Lynn Marlatt, who once controlled the small village’s checkbook, was sentenced Monday in Muskingum County Common Pleas Court after entering a guilty plea in December. Prosecutors said her long-running theft drained municipal accounts and forced village leaders to scramble just to keep basic services afloat. Restitution was also ordered as part of the sentence.
According to the Zanesville Times Recorder, the sentencing capped a months-long investigation that kicked off when a local bank spotted suspicious activity and raised the alarm. The paper reports Marlatt was fired in 2023 after village officials dug into a dormant account, found discrepancies, and launched an internal inquiry that quickly grew into a criminal case.
How investigators say the scheme unfolded
In a press release, the Ohio Auditor of State’s Special Investigations Unit said auditors traced a trail of unauthorized checks, debit card withdrawals, and altered vendor invoices and village checks back to Marlatt. Investigators concluded the money covered her personal debts and other private expenses, not village business.
The Auditor’s office said the Special Investigations Unit opened its probe after the bank first alerted village leaders, and that those findings ultimately formed the backbone of the indictment and Marlatt’s guilty plea, according to the Ohio Auditor of State.
Village left picking up the pieces
The Zanesville Times Recorder reports village officials told investigators the theft strained budgets across departments and “potentially endangered” services for roughly 13,000 taxpayers and community members. For a village its size, that kind of hit is no rounding error.
According to the paper, officials say they are rechecking financial procedures, pursuing restitution, and weighing tighter internal controls to keep any future fiscal funny business from slipping through the cracks. Residents told the outlet the case has highlighted how vulnerable small governments can be when oversight softens or key duties end up in too few hands.
Charges and sentence details
According to the Ohio Auditor of State, Marlatt pleaded guilty to theft in office, telecommunications fraud, and tampering with records, including two second-degree felonies and one third-degree felony.

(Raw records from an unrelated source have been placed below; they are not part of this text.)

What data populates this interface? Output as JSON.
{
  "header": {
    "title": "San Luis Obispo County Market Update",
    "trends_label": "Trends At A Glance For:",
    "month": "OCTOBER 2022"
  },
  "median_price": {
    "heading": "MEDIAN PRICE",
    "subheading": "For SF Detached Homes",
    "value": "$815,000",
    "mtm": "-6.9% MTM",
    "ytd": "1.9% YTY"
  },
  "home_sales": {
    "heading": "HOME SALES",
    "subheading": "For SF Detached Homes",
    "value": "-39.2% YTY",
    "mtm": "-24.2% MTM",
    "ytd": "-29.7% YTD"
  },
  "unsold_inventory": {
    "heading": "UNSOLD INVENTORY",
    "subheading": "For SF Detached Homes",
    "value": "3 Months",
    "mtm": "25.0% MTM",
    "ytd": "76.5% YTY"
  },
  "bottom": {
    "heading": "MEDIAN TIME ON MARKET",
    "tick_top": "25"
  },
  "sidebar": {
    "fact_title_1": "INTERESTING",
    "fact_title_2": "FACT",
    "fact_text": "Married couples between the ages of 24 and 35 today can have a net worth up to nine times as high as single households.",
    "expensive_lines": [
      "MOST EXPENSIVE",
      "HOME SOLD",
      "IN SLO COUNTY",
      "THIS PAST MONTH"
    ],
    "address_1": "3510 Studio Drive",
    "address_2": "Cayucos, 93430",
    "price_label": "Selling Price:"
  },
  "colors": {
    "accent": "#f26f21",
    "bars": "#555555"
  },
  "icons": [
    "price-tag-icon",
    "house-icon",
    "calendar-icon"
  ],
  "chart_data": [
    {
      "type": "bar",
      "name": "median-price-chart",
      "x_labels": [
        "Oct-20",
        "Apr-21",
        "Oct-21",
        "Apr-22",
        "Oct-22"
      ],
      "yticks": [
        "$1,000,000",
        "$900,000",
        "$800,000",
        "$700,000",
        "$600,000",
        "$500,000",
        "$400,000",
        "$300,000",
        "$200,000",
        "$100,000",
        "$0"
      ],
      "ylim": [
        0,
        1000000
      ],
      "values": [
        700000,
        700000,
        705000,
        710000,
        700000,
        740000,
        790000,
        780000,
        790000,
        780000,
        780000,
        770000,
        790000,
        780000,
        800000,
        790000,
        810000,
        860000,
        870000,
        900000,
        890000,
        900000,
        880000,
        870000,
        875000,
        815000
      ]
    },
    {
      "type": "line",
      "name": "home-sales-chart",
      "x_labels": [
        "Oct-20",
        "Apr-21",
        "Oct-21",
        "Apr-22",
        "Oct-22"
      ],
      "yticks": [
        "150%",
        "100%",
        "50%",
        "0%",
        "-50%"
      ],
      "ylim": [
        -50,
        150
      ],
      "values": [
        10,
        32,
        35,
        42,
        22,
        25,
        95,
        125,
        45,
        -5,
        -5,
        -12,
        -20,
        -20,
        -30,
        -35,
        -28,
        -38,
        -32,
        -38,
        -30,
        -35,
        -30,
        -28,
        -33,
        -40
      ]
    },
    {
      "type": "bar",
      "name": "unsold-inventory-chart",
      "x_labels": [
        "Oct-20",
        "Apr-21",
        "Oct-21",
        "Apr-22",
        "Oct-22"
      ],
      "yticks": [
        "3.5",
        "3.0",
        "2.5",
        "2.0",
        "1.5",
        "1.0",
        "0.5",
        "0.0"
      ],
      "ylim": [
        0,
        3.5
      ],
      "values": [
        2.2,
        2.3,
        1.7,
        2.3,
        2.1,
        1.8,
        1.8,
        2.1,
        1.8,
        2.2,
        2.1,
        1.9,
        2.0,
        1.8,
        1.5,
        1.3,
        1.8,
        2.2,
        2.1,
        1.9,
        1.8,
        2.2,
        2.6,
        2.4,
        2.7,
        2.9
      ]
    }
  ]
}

WHIZ reported that as part of the plea, Marlatt agreed to repay more than $475,000 to the village and roughly $16,000 to the Auditor’s office, and that sentencing took place in Muskingum County. The judge imposed the seven-year prison term at Monday’s hearing.
The Auditor’s office has pointed to the case as part of the Special Investigations Unit’s broader effort to spot and recover public losses. New Concord leaders say they plan to keep working with state auditors to shore up internal controls and claw back what they can. For the village, officials say the prison term closes a painful chapter, but the long, slow work of financial recovery is only just getting started.